The yellow jersey group, meanwhile, was barely half a minute behind, and it was striking that Pogačar was increasingly isolated, with only Pavel Sivakov for company. By contrast, Vingegaard had Matteo Jorgenson and Kuss, who dropped back from the break, and Visma’s clear hope was to find a way to outflank Pogačar in the finale.

"They attacked towards the top of Croix de Fer and then they wanted to drop me on the downhill," Pogačar said. "They went a little bit dangerous on the first couple of kilometres, I did not like that, but it’s modern cycling."

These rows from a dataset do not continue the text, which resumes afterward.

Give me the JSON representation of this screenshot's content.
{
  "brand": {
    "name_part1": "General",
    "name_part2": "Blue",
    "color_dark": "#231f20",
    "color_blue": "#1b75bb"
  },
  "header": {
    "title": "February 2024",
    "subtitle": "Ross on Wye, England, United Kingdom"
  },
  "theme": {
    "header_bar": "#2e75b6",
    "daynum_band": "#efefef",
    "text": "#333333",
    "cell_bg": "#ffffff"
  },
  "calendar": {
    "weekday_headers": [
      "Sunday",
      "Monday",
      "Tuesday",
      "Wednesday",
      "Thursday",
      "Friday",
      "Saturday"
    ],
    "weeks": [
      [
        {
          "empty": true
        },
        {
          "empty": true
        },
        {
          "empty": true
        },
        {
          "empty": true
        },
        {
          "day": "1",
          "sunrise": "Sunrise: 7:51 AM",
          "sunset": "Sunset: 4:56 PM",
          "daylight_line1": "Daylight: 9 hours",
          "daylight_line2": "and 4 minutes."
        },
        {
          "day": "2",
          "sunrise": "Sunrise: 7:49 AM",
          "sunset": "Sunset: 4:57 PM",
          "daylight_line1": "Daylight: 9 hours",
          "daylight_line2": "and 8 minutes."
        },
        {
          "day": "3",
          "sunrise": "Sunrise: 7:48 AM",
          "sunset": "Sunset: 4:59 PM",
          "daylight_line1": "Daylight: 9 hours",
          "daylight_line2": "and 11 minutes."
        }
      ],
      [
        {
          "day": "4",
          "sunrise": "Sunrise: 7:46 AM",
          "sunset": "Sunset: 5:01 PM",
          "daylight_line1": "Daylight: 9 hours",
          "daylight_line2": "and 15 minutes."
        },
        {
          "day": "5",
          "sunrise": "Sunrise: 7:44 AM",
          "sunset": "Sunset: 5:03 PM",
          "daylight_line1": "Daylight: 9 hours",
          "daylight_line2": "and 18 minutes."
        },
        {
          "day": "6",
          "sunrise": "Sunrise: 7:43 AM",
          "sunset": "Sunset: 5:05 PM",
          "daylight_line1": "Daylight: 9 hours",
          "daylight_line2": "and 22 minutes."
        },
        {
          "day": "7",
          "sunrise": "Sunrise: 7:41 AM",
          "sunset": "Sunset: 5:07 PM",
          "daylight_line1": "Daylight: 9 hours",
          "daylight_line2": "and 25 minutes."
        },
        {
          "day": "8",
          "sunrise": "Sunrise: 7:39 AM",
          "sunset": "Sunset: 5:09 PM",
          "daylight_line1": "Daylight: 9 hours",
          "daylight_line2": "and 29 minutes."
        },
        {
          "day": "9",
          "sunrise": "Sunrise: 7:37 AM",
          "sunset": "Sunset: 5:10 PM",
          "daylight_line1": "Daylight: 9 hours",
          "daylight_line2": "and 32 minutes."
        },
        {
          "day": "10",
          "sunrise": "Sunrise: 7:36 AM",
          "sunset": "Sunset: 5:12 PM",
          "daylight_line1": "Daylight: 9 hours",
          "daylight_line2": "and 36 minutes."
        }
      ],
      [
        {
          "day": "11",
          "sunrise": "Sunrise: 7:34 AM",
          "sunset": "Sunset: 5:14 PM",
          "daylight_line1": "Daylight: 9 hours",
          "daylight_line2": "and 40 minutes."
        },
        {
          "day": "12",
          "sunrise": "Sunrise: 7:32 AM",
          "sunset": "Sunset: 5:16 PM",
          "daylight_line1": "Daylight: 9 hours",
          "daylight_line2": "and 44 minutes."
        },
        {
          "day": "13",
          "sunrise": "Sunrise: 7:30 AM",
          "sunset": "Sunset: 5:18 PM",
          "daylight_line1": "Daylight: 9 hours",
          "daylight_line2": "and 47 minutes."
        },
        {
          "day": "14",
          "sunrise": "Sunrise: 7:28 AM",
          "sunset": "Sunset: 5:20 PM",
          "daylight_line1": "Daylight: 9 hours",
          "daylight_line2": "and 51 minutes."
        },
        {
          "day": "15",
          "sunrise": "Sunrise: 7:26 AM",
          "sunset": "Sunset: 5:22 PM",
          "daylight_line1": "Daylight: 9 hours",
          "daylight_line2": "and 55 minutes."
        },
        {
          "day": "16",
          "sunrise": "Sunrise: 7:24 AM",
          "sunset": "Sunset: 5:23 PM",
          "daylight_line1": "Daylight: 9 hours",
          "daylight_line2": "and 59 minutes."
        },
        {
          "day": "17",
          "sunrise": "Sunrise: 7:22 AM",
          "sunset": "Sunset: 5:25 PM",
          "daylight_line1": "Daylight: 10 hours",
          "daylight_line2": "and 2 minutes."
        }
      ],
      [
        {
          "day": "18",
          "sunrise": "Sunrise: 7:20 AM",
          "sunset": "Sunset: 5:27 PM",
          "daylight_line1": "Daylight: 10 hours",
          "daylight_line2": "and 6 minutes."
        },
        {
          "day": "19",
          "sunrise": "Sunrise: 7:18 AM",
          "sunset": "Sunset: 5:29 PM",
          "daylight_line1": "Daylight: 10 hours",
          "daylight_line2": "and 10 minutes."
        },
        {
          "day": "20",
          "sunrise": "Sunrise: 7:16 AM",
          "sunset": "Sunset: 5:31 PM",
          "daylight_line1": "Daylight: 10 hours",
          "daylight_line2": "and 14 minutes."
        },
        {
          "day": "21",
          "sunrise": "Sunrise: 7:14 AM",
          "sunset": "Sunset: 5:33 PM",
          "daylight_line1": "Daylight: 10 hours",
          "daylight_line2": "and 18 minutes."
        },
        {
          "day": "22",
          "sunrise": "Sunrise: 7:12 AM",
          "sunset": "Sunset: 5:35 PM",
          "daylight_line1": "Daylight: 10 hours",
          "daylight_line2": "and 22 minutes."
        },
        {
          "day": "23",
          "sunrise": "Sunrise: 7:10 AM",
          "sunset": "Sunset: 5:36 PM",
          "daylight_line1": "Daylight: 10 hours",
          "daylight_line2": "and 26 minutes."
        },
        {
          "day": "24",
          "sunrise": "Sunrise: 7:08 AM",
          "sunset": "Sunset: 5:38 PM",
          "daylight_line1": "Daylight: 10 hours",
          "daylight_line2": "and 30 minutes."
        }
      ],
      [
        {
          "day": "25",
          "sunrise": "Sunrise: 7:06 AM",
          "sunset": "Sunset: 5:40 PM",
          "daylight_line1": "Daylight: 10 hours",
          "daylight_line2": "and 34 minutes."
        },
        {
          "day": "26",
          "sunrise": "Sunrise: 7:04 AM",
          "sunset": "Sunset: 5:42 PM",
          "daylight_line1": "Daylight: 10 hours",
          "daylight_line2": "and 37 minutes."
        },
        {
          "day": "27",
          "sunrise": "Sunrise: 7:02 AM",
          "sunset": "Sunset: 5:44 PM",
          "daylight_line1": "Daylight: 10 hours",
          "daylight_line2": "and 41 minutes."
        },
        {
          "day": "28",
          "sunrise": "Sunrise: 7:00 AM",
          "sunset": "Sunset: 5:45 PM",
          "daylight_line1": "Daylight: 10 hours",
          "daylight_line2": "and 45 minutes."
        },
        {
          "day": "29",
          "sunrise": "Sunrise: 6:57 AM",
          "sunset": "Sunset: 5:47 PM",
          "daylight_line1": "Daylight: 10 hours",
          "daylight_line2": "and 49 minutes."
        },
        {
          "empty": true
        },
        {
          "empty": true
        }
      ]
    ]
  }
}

Bardet slipped away from his erstwhile breakaway companions on the descent off the Croix de Fer, but by then, the 20-strong yellow jersey group had closed to within 20 seconds, and it was clear that the stage would come down once more to a slugging match between the big favourites on the final haul to the line.

Sivakov worked for Pogačar in the valley leading up to climb, but surprisingly it was Decathlon-AG2R who took up the reins at the foot of the ascent. Their effort doomed the retiring Bardet’s effort, but they were soon superseded by the Visma-UAE battle.

Visma looked to make their numbers count by sending Kuss up to the road, but Pogačar’s individual gifts brooked no argument, as he soloed to the 98th win of his career.